It’s every writer’s dream isn’t it? The offer from the agent…the publishing deal…foreign sales…rave reviews…bestseller lists…film rights…the Carnegie medal…outselling JK Rowling…
In truth it’s so hard to achieve even one of these things that it seems incredibly churlish to admit to the dark side of writing success. The fact that it's all a bit frightening. But I suspect it’s the fear that stalks the whole process that stops many people from getting started at all.
First of all there’s the fear of rejection. That’s just something to get used to. Rejection comes at every level of the process. It’s not pleasant, it’s not nice but it doesn’t necessarily mean anything. Occasionally you can learn from it, but mostly you just have to shrug it off. I know people who invest so much in an approach to one agent that when that one says no, that's it. No more approaches. Even though the first agent may have had a closed list, or a bad day.
You just have to toughen up. Tell youself it’s their loss and get on and find someone else to try.
Then there’s exposure. When you write fiction you show a very private part of yourself to the world – and that can feel as shameful as posing for a spread in Playboy. It’s your imagination that’s going on show, and that’s something that you’re taught from childhood to hide away, even from yourself. So, it can feel scary and painful to let other people get a glimpse of your private fantasies. It’s curious that one of the most special things about being human is so little used by most of us. Again – toughen up. There’s nothing to be ashamed of. Don’t put limits on your imagination, and your writing will be better for it.

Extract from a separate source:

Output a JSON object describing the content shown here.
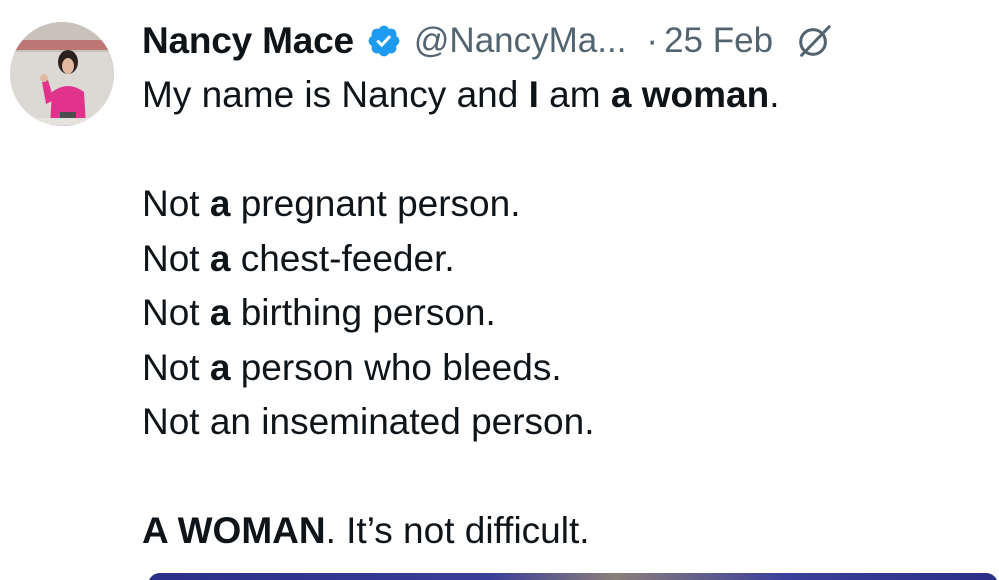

There’s the readers to fear. Every writer wants readers, right? They want to reach out to the world, touch others, change people’s lives with their stories. But that potentially includes everyone you’ve ever met. Your exes. The bitchy girls at school. Your old headmistress (gulp). Your secret crush. And, of course, lots of random stupid people who won’t get your book, won’t believe your premise and won’t like your characters. Suddenly the prospect of Rowlingesque sales is horrifying and you pray for hopeless obscurity. Hmm. Toughen up. Don’t worry about it. Identify your worst reader fear - yes, your mother - and give her the manuscript. It won’t be as bad as you think. And if it is…well, at least it’ll be over. No other reader will feel so frightening.

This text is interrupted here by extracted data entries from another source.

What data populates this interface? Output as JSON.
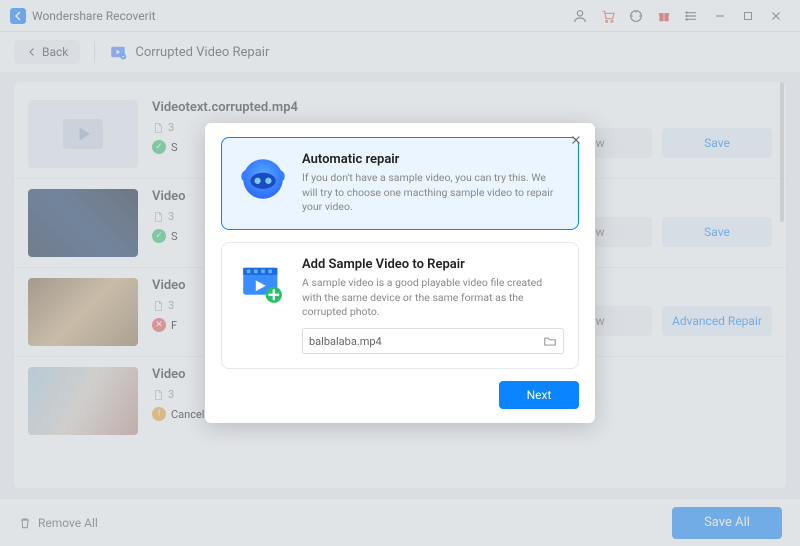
{
  "app": {
    "title": "Wondershare Recoverit"
  },
  "toolbar": {
    "back": "Back",
    "section": "Corrupted Video Repair"
  },
  "items": [
    {
      "name": "Videotext.corrupted.mp4",
      "meta": "3",
      "status": "S",
      "statusKind": "ok",
      "preview": "ew",
      "action": "Save"
    },
    {
      "name": "Video",
      "meta": "3",
      "status": "S",
      "statusKind": "ok",
      "preview": "ew",
      "action": "Save"
    },
    {
      "name": "Video",
      "meta": "3",
      "status": "F",
      "statusKind": "err",
      "preview": "ew",
      "action": "Advanced Repair"
    },
    {
      "name": "Video",
      "meta": "3",
      "status": "Canceled",
      "statusKind": "warn",
      "preview": "",
      "action": ""
    }
  ],
  "footer": {
    "removeAll": "Remove All",
    "saveAll": "Save All"
  },
  "modal": {
    "auto": {
      "title": "Automatic repair",
      "desc": "If you don't have a sample video, you can try this. We will try to choose one macthing sample video to repair your video."
    },
    "sample": {
      "title": "Add Sample Video to Repair",
      "desc": "A sample video is a good playable video file created with the same device or the same format as the corrupted photo.",
      "filename": "balbalaba.mp4"
    },
    "next": "Next"
  }
}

Apart, of course, from reviewers. Strangely enough, my first venture into journalism was reviewing children’s books. I was 18 and working as a messenger girl on a national paper and Sharon, the editor of the children’s page gave me some books to review. The very first one was about a hamster. I enjoyed writing reviews, and I loved seeing my name in print. I spared not a moment’s thought for the poor author of the hamster book, reading and re-reading my verdict on her work. I went on to review many books. I never thought about the authors. I especially liked hardback books, because I could sell them at the second hand book shop. It's only now, as a writer, that I appreciate the power that I wielded.
With the advent of the internet absolutely anyone can review your book and post their verdict for the world to see. Reviews of children’s books in the national press are hard to get - so little space – but the multitude of blogs and sites like Amazon and Waterstones mean that few books are likely to go completely unjudged. Yes, it’s scary. But any one review is only one person’s opinion, and that person may be a messenger girl, interested in her own byline and the resale value of your work of art. Anyway one bad review is likely to be balanced by a good one. Get over it. Toughen up.
There’s failure of course. What if the book doesn’t sell? What if the reviews are all bad - or there are no reviews at all? What if it never gets onto any short list, or doesn’t sell gazillions, or never makes a foreign sale…it goes on and on. Am I going to be like an X Factor competitor who goes out in the early rounds - so near to their ultimate dream, but so far?
There are unlimited opportunities for failure once you start down this route. JK Rowling – what a loser. She never won the Carnegie did she? Philip Pullman? Totally outsold and eclipsed (clever, huh) by Stephenie Meyer - but who'd want Stephenie's reviews?
Forget it. If you’re so minded you can turn anything into failure. Most books don't sell very many copies. There are only so many prizes to go around. So, your friends expect you to do as well as JK Rowling and will pity you if you don't become a multi-millionaire? So what! They are completely ignorant about publishing. Much better to celebrate any little success for what it is - a success! Fantastic!
But then there's the fear of success. What if the book does well? Will everyone hate me? Will everything I write be compared unfavourably to my early success?
And what if I never think of another idea? What if these were the only books that I have in me? Get a grip for heaven's sake.
This post was inspired by Nomad who left a comment on my post about finishing two books in one day. ‘Congrats...’ he wrote, ‘This is the future I want. but it scares the shit out of me.’
Nomad, it scares me too.There are times - lots of times - when I lie awake wondering why on earth I thought it was a good idea to try and write books. I just keep on telling myself to toughen up and get a grip - and there’s nothing much I can do now except enjoy the ride.
I've lived though a lot of scary stuff. I can cope with all of the above. I know it, because I've experienced much, much worse. So - shame, misery, derision, embarrassment, pity, envy - bring it on. I think I'm ready.